UCL News


Deltex Medical shares bequeathed to UCL

1 July 2008

Deltex Medical Group plc, the UK's leading haemodynamic monitoring company, has been informed that the trustees and executors of the Pauline Thomas Medical Charitable Trust have transferred 589,700 ordinary shares of 1p each to UCL to fund medical research.


Pauline Thomas, who died aged 49 in 1996, was the founder and Chief Executive of Deltex Medical and was responsible for early commercialisation of prototypes of the oesophageal Doppler monitor developed by doctors now at UCL.

The trustees of the charitable trust set up after Pauline Thomas's death from a brain tumour include her mother and Nigel Keen, Chairman of Deltex Medical. The trustees agreed to donate the remaining shares owned by the trust to UCL as an endowment to fund further research into oxygen delivery and uptake in critically ill patients. The transfer took place on 27 June 2008.

Professor Ed Byrne, Dean of UCL Biomedical Sciences, commented: "I am delighted to hear of this generous gift of shares from the Pauline Thomas Medical Charitable Trust.

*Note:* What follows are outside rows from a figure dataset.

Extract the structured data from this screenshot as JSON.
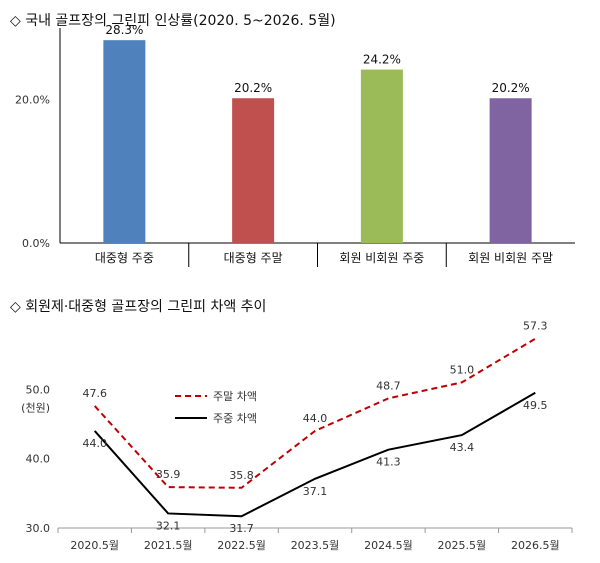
{
  "chart_data": [
    {
      "type": "bar",
      "title": "◇ 국내 골프장의 그린피 인상률(2020. 5~2026. 5월)",
      "categories": [
        "대중형 주중",
        "대중형 주말",
        "회원 비회원 주중",
        "회원 비회원 주말"
      ],
      "values": [
        28.3,
        20.2,
        24.2,
        20.2
      ],
      "value_labels": [
        "28.3%",
        "20.2%",
        "24.2%",
        "20.2%"
      ],
      "colors": [
        "#4f81bd",
        "#c0504d",
        "#9bbb59",
        "#8064a2"
      ],
      "ylim": [
        0,
        30
      ],
      "yticks": [
        0,
        20
      ],
      "ytick_labels": [
        "0.0%",
        "20.0%"
      ],
      "grid": false
    },
    {
      "type": "line",
      "title": "◇ 회원제·대중형 골프장의 그린피 차액 추이",
      "x": [
        "2020.5월",
        "2021.5월",
        "2022.5월",
        "2023.5월",
        "2024.5월",
        "2025.5월",
        "2026.5월"
      ],
      "series": [
        {
          "name": "주말 차액",
          "values": [
            47.6,
            35.9,
            35.8,
            44.0,
            48.7,
            51.0,
            57.3
          ],
          "labels": [
            "47.6",
            "35.9",
            "35.8",
            "44.0",
            "48.7",
            "51.0",
            "57.3"
          ],
          "color": "#c00000",
          "style": "dashed"
        },
        {
          "name": "주중 차액",
          "values": [
            44.0,
            32.1,
            31.7,
            37.1,
            41.3,
            43.4,
            49.5
          ],
          "labels": [
            "44.0",
            "32.1",
            "31.7",
            "37.1",
            "41.3",
            "43.4",
            "49.5"
          ],
          "color": "#000000",
          "style": "solid"
        }
      ],
      "ylim": [
        30,
        60
      ],
      "yticks": [
        30,
        40,
        50
      ],
      "ytick_labels": [
        "30.0",
        "40.0",
        "50.0"
      ],
      "yunit": "(천원)",
      "legend": "upper-left",
      "grid": false
    }
  ]
}
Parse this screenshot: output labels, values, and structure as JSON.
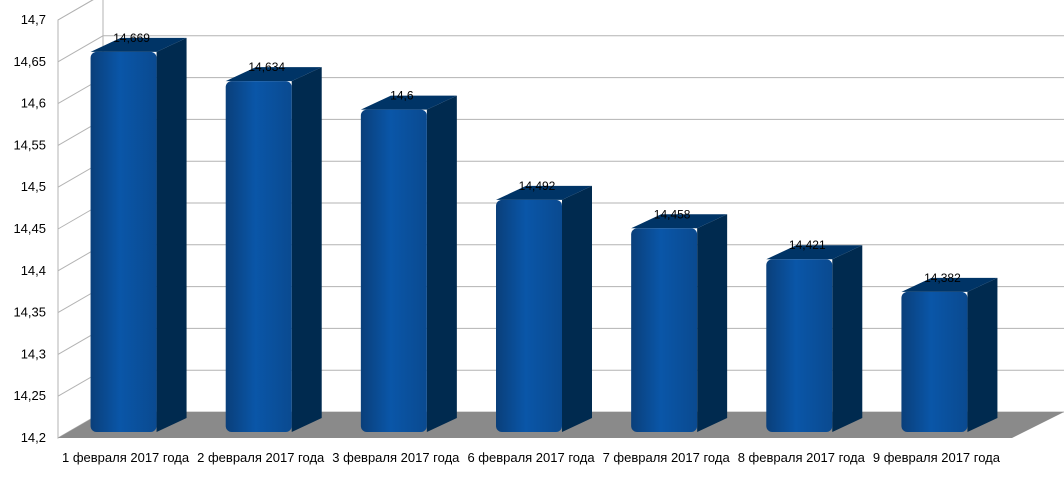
{
  "chart_data": {
    "type": "bar",
    "categories": [
      "1 февраля 2017 года",
      "2 февраля 2017 года",
      "3 февраля 2017 года",
      "6 февраля 2017 года",
      "7 февраля 2017 года",
      "8 февраля 2017 года",
      "9 февраля 2017 года"
    ],
    "values": [
      14.669,
      14.634,
      14.6,
      14.492,
      14.458,
      14.421,
      14.382
    ],
    "data_labels": [
      "14,669",
      "14,634",
      "14,6",
      "14,492",
      "14,458",
      "14,421",
      "14,382"
    ],
    "y_ticks": [
      14.2,
      14.25,
      14.3,
      14.35,
      14.4,
      14.45,
      14.5,
      14.55,
      14.6,
      14.65,
      14.7
    ],
    "y_tick_labels": [
      "14,2",
      "14,25",
      "14,3",
      "14,35",
      "14,4",
      "14,45",
      "14,5",
      "14,55",
      "14,6",
      "14,65",
      "14,7"
    ],
    "ylim": [
      14.2,
      14.7
    ],
    "grid": true,
    "style": "3d-bar",
    "legend": "none",
    "colors": {
      "bar_front": "#004586",
      "bar_side": "#002a4f",
      "bar_top": "#003466",
      "floor": "#8a8a8a",
      "grid": "#b3b3b3"
    }
  }
}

This gift is a wonderful acknowledgement of the value and importance of the research on the mechanisms, monitoring and management of shock states. Adequate delivery of oxygen by the heart and lungs to the body's organs is a fundamental requirement for cellular metabolism.

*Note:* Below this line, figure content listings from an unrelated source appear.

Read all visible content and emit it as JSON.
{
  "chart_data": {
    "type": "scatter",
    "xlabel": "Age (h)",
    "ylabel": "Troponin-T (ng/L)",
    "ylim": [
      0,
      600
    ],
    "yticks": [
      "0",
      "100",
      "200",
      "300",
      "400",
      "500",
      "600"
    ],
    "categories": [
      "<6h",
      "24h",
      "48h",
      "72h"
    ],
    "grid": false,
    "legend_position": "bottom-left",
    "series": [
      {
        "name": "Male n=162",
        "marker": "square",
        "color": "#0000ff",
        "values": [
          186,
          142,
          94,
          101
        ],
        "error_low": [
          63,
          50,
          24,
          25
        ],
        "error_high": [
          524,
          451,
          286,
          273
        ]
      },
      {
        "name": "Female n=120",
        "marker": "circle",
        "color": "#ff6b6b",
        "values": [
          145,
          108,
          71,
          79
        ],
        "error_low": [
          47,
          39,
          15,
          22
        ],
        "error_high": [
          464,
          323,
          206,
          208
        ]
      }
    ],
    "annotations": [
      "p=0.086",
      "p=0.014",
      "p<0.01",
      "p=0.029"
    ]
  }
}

"This donation contributes to maintaining UCL's reputation as a global centre of excellence in medical research. On behalf of my colleagues in UCL Medicine, please accept my sincere gratitude."

Nigel Keen commented: "It is very fitting that UCL should benefit from Pauline Thomas's legacy. The research work being undertaken at UCL into oxygen uptake by the tissues at times of acute illness makes it a very real possibility that Pauline's life work will be associated with not one, but two, groundbreaking medical technologies."